Private Insurance Insurance provided by private insurers
Government Insurance Sate or Federal government programs (Medicare, Flood, Crop)
Social Insurance Government programs to solve major social problems that affect a large portion of Society (Social Security, Medicare, unemployment)
Social Adequecy Benefits provide a minimum floor of benefits to all regardless of economic status
Individual Equity Individual premiums based on actuarial analysis. Those that can pay more will get more.
Individual Insurance Owned by the individual or entity.

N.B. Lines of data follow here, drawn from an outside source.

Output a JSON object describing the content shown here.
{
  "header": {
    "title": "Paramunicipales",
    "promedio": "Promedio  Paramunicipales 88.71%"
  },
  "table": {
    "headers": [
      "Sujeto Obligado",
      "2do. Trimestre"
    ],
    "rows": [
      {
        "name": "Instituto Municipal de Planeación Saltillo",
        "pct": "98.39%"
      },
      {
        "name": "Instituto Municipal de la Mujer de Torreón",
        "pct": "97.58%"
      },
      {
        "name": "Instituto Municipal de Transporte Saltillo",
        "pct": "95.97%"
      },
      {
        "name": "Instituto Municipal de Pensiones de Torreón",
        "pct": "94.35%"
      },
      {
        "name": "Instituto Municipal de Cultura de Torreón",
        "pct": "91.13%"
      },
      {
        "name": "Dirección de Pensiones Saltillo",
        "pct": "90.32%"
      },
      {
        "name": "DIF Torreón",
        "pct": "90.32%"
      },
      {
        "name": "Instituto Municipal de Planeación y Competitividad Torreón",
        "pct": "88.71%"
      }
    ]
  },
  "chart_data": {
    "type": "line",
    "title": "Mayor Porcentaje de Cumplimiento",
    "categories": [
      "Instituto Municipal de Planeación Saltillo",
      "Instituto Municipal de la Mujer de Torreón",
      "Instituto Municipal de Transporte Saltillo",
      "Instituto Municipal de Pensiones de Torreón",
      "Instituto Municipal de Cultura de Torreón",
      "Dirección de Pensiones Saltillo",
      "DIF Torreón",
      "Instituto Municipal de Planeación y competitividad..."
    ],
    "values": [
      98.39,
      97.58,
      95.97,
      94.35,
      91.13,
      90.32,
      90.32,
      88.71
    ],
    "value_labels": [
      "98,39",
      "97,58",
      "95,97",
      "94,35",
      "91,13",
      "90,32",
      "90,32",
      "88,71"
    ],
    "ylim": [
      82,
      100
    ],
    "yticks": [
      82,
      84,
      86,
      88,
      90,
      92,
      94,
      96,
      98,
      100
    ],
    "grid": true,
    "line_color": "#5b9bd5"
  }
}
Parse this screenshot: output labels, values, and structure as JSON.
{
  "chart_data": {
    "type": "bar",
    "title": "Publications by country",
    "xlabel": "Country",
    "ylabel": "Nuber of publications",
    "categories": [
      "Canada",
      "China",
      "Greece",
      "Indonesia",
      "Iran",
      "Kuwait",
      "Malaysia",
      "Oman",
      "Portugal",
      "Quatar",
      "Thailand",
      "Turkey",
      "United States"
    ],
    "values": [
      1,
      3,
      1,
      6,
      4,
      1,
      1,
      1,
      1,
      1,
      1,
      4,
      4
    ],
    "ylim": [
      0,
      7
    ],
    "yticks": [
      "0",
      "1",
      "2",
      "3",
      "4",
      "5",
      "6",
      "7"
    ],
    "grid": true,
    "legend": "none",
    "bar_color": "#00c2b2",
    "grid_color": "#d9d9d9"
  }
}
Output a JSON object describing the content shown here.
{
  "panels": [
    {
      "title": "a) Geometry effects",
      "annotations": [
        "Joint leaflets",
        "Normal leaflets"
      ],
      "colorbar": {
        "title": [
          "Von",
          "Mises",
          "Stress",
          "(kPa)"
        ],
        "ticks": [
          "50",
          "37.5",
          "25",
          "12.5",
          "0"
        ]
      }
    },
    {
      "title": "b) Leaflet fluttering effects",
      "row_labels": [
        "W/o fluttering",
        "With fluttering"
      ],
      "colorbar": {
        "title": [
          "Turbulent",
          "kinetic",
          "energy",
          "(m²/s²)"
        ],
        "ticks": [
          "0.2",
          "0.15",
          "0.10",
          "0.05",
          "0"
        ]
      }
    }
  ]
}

Group Insurance Provides coverage to more than one person under a single contract
Master Contract Contract which provides benefits to the group
Certificate of Insurance Evidence of insurance coverage to members of a group
Evidence of Insurability Documentation (may be questionnaire) provided by group member to insurer that certifies current condition.
Applicant Person or entity that applies for insurance
Policyowner Usually the applicant
Insured The person or entity covered by the policy
Line of Insurance Type of insurance sold by the company (Life & Health, Property & Liability, etc.)